С Мустафой мы встретились в крохотном аэропорту Порт-Саида и сели в зоне вылета — алькове со старой садовой виниловой мебелью и пыльной фотографией Насера в военной форме за конторкой, над которой одиноко вращался потолочный вентилятор. Надо было проанализировать снятую со спутника имевшуюся в распоряжении нефтяной компании фотографию. Снимок из космоса был сделан НАСА в 1972 году и охватывал район к востоку от Суэцкого канала. Интересующая нас зона не отличалась богатым геологическим потенциалом — на снимке она представляла собой плоскую светлую равнину чуть выше уровня моря. Это означало, что гребень, который мы искали с самолета, образовался недавно, возможно, в результате последнего землетрясения. Пока нам не хватало данных сказать что-либо точнее. Надо было повести разведку на местности.

— Вот! — воскликнул Мустафа и показал в окно. У него на коленях лежали две карты.

Я посмотрел вниз: буровые вышки выглядели так, словно были сделаны из детского конструктора, и вокруг каждой чернильными пятнами темнел изменивший цвет песок. Мустафа указывал на белый шрам гребня, простиравшегося прямо под нами километров на двадцать. Я похлопал летчика по плечу, и горизонт вновь наклонился, когда он повел самолет к земле.

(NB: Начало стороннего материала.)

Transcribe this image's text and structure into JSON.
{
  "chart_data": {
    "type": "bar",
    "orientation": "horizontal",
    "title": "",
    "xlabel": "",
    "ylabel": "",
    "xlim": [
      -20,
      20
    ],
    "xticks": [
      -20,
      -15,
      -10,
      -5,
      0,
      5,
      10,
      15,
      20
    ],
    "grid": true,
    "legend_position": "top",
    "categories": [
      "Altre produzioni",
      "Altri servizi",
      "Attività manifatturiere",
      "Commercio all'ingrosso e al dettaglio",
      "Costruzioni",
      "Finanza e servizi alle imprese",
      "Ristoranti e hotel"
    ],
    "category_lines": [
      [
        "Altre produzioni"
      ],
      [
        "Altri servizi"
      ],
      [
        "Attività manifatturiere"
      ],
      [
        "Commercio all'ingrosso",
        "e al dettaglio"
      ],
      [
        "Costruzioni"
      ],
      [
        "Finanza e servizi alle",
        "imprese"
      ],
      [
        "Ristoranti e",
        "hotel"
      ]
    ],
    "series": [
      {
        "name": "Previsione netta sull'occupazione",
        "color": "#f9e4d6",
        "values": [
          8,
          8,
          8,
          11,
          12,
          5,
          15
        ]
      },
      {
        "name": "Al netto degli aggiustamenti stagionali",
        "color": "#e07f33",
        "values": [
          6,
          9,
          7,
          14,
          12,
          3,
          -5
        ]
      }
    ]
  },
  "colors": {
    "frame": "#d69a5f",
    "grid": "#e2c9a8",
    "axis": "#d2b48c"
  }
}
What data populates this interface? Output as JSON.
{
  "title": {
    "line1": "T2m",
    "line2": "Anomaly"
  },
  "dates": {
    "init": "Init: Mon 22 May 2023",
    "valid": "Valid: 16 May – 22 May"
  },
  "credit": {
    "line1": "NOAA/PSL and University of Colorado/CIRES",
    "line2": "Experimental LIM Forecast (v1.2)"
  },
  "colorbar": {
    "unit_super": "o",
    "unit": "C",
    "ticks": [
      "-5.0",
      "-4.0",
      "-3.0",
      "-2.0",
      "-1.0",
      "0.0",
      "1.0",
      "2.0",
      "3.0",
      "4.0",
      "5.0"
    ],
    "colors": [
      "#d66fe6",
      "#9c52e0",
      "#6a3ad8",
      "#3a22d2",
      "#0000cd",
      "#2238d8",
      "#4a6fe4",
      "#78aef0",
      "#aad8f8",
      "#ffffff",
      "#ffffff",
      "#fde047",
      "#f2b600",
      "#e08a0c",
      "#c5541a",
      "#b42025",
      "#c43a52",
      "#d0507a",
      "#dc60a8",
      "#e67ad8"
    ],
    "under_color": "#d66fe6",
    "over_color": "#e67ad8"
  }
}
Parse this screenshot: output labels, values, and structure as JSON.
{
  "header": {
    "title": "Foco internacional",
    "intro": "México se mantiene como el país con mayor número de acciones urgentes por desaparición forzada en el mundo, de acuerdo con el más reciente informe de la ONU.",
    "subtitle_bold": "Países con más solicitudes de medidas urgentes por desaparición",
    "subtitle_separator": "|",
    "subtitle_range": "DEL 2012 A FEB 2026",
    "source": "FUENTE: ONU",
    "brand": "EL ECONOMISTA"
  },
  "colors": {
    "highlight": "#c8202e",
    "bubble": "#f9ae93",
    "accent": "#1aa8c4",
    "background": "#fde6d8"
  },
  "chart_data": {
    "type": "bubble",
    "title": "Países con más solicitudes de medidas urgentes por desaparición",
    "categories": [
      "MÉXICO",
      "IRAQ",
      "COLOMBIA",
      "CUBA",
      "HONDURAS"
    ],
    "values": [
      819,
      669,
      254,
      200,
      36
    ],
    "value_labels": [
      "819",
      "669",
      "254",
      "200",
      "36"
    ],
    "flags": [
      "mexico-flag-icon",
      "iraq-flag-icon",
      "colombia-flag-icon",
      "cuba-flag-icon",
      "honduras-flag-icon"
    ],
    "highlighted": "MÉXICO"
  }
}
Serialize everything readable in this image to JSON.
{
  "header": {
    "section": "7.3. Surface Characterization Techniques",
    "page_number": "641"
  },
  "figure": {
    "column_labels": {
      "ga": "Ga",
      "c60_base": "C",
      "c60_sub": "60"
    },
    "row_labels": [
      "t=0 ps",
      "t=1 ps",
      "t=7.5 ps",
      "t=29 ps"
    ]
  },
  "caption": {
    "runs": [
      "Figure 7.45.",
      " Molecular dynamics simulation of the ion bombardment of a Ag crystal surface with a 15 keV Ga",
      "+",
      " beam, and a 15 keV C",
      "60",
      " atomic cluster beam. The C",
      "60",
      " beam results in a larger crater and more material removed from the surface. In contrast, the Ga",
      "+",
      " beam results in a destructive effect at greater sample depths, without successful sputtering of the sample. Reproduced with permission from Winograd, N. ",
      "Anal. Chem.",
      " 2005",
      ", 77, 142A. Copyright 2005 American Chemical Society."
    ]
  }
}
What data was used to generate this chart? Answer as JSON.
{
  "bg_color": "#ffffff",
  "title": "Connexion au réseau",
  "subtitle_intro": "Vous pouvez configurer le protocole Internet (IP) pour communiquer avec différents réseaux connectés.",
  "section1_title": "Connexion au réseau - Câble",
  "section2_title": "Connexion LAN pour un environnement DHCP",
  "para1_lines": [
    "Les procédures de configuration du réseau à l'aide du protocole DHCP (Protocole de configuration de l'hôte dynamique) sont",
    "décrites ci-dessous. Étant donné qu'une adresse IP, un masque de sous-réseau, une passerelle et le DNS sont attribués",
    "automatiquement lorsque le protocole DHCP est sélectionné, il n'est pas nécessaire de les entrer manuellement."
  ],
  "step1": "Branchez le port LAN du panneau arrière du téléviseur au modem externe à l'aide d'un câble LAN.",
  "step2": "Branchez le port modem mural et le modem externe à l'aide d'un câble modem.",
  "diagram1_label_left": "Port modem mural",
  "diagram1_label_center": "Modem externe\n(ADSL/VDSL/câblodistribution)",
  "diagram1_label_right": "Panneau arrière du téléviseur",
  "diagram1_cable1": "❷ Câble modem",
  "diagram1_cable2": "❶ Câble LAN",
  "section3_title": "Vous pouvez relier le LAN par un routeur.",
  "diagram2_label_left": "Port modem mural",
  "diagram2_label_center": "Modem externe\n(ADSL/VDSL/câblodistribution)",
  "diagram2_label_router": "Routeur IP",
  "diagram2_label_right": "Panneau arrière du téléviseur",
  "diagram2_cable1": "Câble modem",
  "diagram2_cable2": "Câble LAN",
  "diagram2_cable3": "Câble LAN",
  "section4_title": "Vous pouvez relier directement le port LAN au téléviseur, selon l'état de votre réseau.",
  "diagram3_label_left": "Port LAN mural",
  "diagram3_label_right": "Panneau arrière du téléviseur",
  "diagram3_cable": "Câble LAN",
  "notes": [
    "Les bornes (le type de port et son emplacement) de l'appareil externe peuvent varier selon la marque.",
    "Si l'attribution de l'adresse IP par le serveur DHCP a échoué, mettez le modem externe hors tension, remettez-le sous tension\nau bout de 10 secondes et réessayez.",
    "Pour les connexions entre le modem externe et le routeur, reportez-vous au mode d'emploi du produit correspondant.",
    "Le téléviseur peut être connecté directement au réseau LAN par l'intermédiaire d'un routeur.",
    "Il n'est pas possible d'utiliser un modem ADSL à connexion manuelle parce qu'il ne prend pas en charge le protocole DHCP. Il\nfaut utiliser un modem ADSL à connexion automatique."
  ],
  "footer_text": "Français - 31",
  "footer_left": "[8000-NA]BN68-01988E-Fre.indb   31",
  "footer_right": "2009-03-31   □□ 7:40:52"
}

— Это здесь. — Мустафа показал мне место на карте. С удивлением заметив на ней надписи на иврите, я вопросительно посмотрел на египтянина. Тот улыбнулся. — Израильская. Купил на черном рынке. Помечена 1973 годом. Наверное, военная, но лучше не сыщешь.

И на карте, и на снимке со спутника местность, где сейчас находился гребень, была плоской. Никаких следов возвышений, дающих надежду на наличие карбонатного коллектора или карбонатной породы — геологических условий залегания подземного хранилища нефти или газа. Я снова выглянул в окно и с малой высоты хорошо рассмотрел гребень: один склон пологий, другой обрывался примерно на десять футов, что говорило о возможности наличия подземной субструктуры.

— Такое впечатление, что Бог топнул ногой, и ковер сморщился, — заметил Мустафа.

— Сказано хорошо, но не научно. — Я хмурился, разглядывая простиравшийся впереди пейзаж.

Египтянин рассмеялся.

Я снова сверился с картой. Мы второй раз пролетали над горным образованием, и я не сомневался, что точки привязки точны. На листе бумаги все было плоско как блин, но за окном земля явно вспучилась.

— Раньше в этом районе наблюдалась нестабильность? — озадаченно спросил я. Мустафа протянул мне вторую карту. На ней надписи были сделаны по-русски.

— Эта карта пятидесятых годов, но она точно совпадает с той, что была сделана в семьдесят третьем. Здесь не было ничего, кроме коз и булыжников. А сейчас очень похоже на продуктивную зону, подобную той, что на соседнем месторождении. — Его палец скользнул по карте к Абу-Рудейсу. — Не исключено, что простирается прямо дотуда. — Внезапно в возбуждении он схватил меня за запястье. — Оливер, если это так, мы сделали великое открытие!